I don’t doubt that what I’m saying will come across as arrogant and prideful to some. I have foreseen some potential misunderstandings (such as, “there’s not much Scripture here, my heresy-sense is tingling,” or, “this is a huge generalisation”), and I’ve chosen not to address them, though Paul the Apostle would probably advise that I do. Perhaps there is truth to such accusations and misunderstandings.

Regardless, this is my prayer and hope: that this would open up the floor for conversation, for biblically facing the facts, and ultimately for biblical reform.

Ecclesia reformata, semper reformanda secundum verbum Dei. The church reformed, always being reformed according to the word of God. Can we carry on this vision of the medieval reformers who left the apostate Roman Catholic church? Can we have the humility to wound our pride and rethink our practice to be orthodox (no, I don’t mean denominationally, hence the lower case “o”), maybe even our theology where necessary? Are we willing to sacrifice face for the salvation of souls through the renewal of strength of our witness, to the glory and renown of God on this earth?

I said a little while ago on Facebook, “Jesus didn’t say, “Bring your friends to church so they can hear the gospel,” he said, ‘Go!’” That’s what I’m on about – I don’t see the church going.

Don’t let this Easter pass without thinking about this glorious gospel and how we can better declare it to a lost and ever darkening world. Please, don’t stay comfortable. For the sake of the world and the glory of our great God, Christ and gospel.

So, how do you think we should do evangelism? Are we on the right track? How can we improve? How can we be more biblical?

3 thoughts on ““Don’t forget to invite your friends to church”

  1. I think you make many good points, and I agree with most of what you are saying. But I think you ate drawing an unbiblical division where one shouldn’t exist. Jesus says go and make disciples. A disciple being someone who is converted and established in the faith for life. Not a random stranger on the street who confesses something once but is never grown or fed in the faith.
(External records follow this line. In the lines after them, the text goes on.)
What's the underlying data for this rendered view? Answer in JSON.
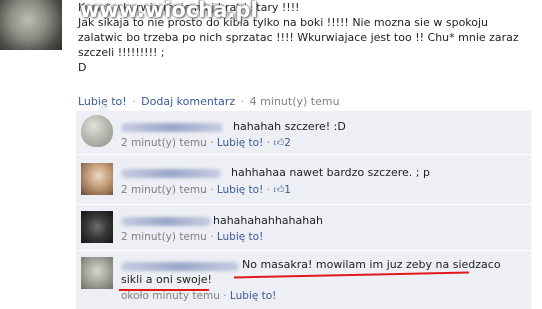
{
  "watermark": "www.wiocha.pl",
  "post": {
    "text": "Kurw* wkurwia mnie moj brat i stary !!!!\nJak sikaja to nie prosto do kibla tylko na boki !!!!! Nie mozna sie w spokoju zalatwic bo trzeba po nich sprzatac !!!! Wkurwiajace jest too !! Chu* mnie zaraz szczeli !!!!!!!!! ;\nD",
    "like_label": "Lubię to!",
    "comment_label": "Dodaj komentarz",
    "time": "4 minut(y) temu",
    "separator": "·"
  },
  "comments": [
    {
      "text": "hahahah szczere! :D",
      "time": "2 minut(y) temu",
      "separator": "·",
      "like_label": "Lubię to!",
      "likes_count": "2",
      "like_icon": "thumbs-up-icon"
    },
    {
      "text": "hahhahaa nawet bardzo szczere. ; p",
      "time": "2 minut(y) temu",
      "separator": "·",
      "like_label": "Lubię to!",
      "likes_count": "1",
      "like_icon": "thumbs-up-icon"
    },
    {
      "text": "hahahahahhahahah",
      "time": "2 minut(y) temu",
      "separator": "·",
      "like_label": "Lubię to!"
    },
    {
      "text_line1": "No masakra! mowilam im juz zeby na siedzaco",
      "text_line2": "sikli a oni swoje!",
      "time": "około minuty temu",
      "separator": "·",
      "like_label": "Lubię to!"
    }
  ],
  "colors": {
    "link": "#3b5998",
    "comment_bg": "#edeff4",
    "highlight_underline": "#e21818"
  }
}
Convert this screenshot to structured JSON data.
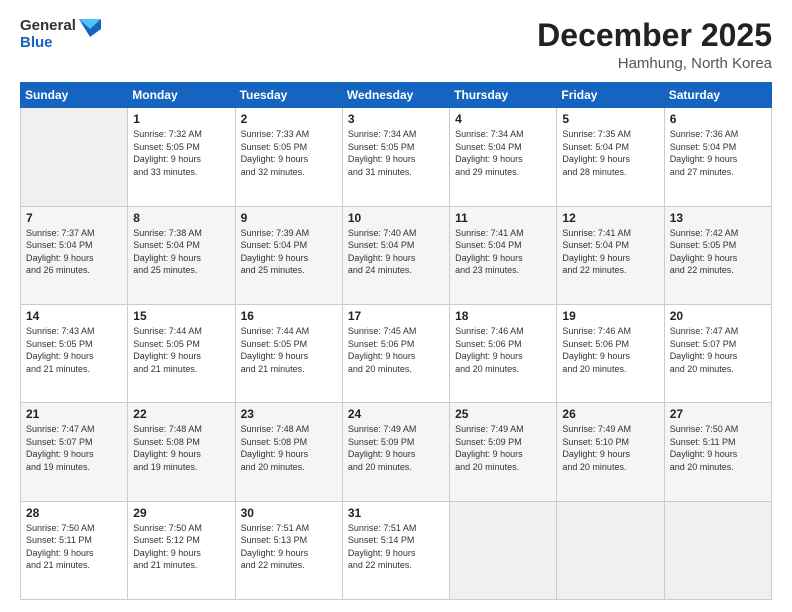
{
  "header": {
    "logo_general": "General",
    "logo_blue": "Blue",
    "month_title": "December 2025",
    "location": "Hamhung, North Korea"
  },
  "weekdays": [
    "Sunday",
    "Monday",
    "Tuesday",
    "Wednesday",
    "Thursday",
    "Friday",
    "Saturday"
  ],
  "weeks": [
    [
      {
        "day": "",
        "info": ""
      },
      {
        "day": "1",
        "info": "Sunrise: 7:32 AM\nSunset: 5:05 PM\nDaylight: 9 hours\nand 33 minutes."
      },
      {
        "day": "2",
        "info": "Sunrise: 7:33 AM\nSunset: 5:05 PM\nDaylight: 9 hours\nand 32 minutes."
      },
      {
        "day": "3",
        "info": "Sunrise: 7:34 AM\nSunset: 5:05 PM\nDaylight: 9 hours\nand 31 minutes."
      },
      {
        "day": "4",
        "info": "Sunrise: 7:34 AM\nSunset: 5:04 PM\nDaylight: 9 hours\nand 29 minutes."
      },
      {
        "day": "5",
        "info": "Sunrise: 7:35 AM\nSunset: 5:04 PM\nDaylight: 9 hours\nand 28 minutes."
      },
      {
        "day": "6",
        "info": "Sunrise: 7:36 AM\nSunset: 5:04 PM\nDaylight: 9 hours\nand 27 minutes."
      }
    ],
    [
      {
        "day": "7",
        "info": "Sunrise: 7:37 AM\nSunset: 5:04 PM\nDaylight: 9 hours\nand 26 minutes."
      },
      {
        "day": "8",
        "info": "Sunrise: 7:38 AM\nSunset: 5:04 PM\nDaylight: 9 hours\nand 25 minutes."
      },
      {
        "day": "9",
        "info": "Sunrise: 7:39 AM\nSunset: 5:04 PM\nDaylight: 9 hours\nand 25 minutes."
      },
      {
        "day": "10",
        "info": "Sunrise: 7:40 AM\nSunset: 5:04 PM\nDaylight: 9 hours\nand 24 minutes."
      },
      {
        "day": "11",
        "info": "Sunrise: 7:41 AM\nSunset: 5:04 PM\nDaylight: 9 hours\nand 23 minutes."
      },
      {
        "day": "12",
        "info": "Sunrise: 7:41 AM\nSunset: 5:04 PM\nDaylight: 9 hours\nand 22 minutes."
      },
      {
        "day": "13",
        "info": "Sunrise: 7:42 AM\nSunset: 5:05 PM\nDaylight: 9 hours\nand 22 minutes."
      }
    ],
    [
      {
        "day": "14",
        "info": "Sunrise: 7:43 AM\nSunset: 5:05 PM\nDaylight: 9 hours\nand 21 minutes."
      },
      {
        "day": "15",
        "info": "Sunrise: 7:44 AM\nSunset: 5:05 PM\nDaylight: 9 hours\nand 21 minutes."
      },
      {
        "day": "16",
        "info": "Sunrise: 7:44 AM\nSunset: 5:05 PM\nDaylight: 9 hours\nand 21 minutes."
      },
      {
        "day": "17",
        "info": "Sunrise: 7:45 AM\nSunset: 5:06 PM\nDaylight: 9 hours\nand 20 minutes."
      },
      {
        "day": "18",
        "info": "Sunrise: 7:46 AM\nSunset: 5:06 PM\nDaylight: 9 hours\nand 20 minutes."
      },
      {
        "day": "19",
        "info": "Sunrise: 7:46 AM\nSunset: 5:06 PM\nDaylight: 9 hours\nand 20 minutes."
      },
      {
        "day": "20",
        "info": "Sunrise: 7:47 AM\nSunset: 5:07 PM\nDaylight: 9 hours\nand 20 minutes."
      }
    ],
    [
      {
        "day": "21",
        "info": "Sunrise: 7:47 AM\nSunset: 5:07 PM\nDaylight: 9 hours\nand 19 minutes."
      },
      {
        "day": "22",
        "info": "Sunrise: 7:48 AM\nSunset: 5:08 PM\nDaylight: 9 hours\nand 19 minutes."
      },
      {
        "day": "23",
        "info": "Sunrise: 7:48 AM\nSunset: 5:08 PM\nDaylight: 9 hours\nand 20 minutes."
      },
      {
        "day": "24",
        "info": "Sunrise: 7:49 AM\nSunset: 5:09 PM\nDaylight: 9 hours\nand 20 minutes."
      },
      {
        "day": "25",
        "info": "Sunrise: 7:49 AM\nSunset: 5:09 PM\nDaylight: 9 hours\nand 20 minutes."
      },
      {
        "day": "26",
        "info": "Sunrise: 7:49 AM\nSunset: 5:10 PM\nDaylight: 9 hours\nand 20 minutes."
      },
      {
        "day": "27",
        "info": "Sunrise: 7:50 AM\nSunset: 5:11 PM\nDaylight: 9 hours\nand 20 minutes."
      }
    ],
    [
      {
        "day": "28",
        "info": "Sunrise: 7:50 AM\nSunset: 5:11 PM\nDaylight: 9 hours\nand 21 minutes."
      },
      {
        "day": "29",
        "info": "Sunrise: 7:50 AM\nSunset: 5:12 PM\nDaylight: 9 hours\nand 21 minutes."
      },
      {
        "day": "30",
        "info": "Sunrise: 7:51 AM\nSunset: 5:13 PM\nDaylight: 9 hours\nand 22 minutes."
      },
      {
        "day": "31",
        "info": "Sunrise: 7:51 AM\nSunset: 5:14 PM\nDaylight: 9 hours\nand 22 minutes."
      },
      {
        "day": "",
        "info": ""
      },
      {
        "day": "",
        "info": ""
      },
      {
        "day": "",
        "info": ""
      }
    ]
  ]
}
    I agree with the wrong perception about ministers only administering the gospel, but I don’t think that’s always the fault of the minister. I often see congregations with the lost in their midst who don’t do anything to share the gospel with them.

    God is gathering his people together and building his church for his glory. Inviting someone to be a part of that is huge and important. I’m all for evangelizing anyone, the person in the street and the unregenerate in our church. A soul is a soul.

    Consider the way that a husband may be converted in 1 Peter 3. There are many ways that god uses to reach the lost. Dont discount the church as one of the biggest ones.

  2. I agree with most of what you are saying, and I think your points are good ones. But I do think you are drawing an unbiblical division between “inviting” and “something else (you haven’t specified)”. Jesus says go and make disciples, a disciple being someone who is converted and established in the faith for life. This means church is important. God is gathering his people and building his church, so inviting someone to church is hugely important because thats where we want people to end up.

    I agree with your concerns about ministers being the only ones administering the gospel, but this in part is surely the fault of congregations who don’t even engage with the lost in their midst. Its also the fault of pastors who make it only their job though.
    Inviting someone to a church of people who are all keen to engage and bring the good news to anyone with them is incredible and exciting! I’m all for going out, but advocating that while dissing invitational evangelism is throwing the baby out with the bathwater. Its classic pendulum swinging that Christians always seem to love doing. Things don’t have to be either/or, they are often both/and.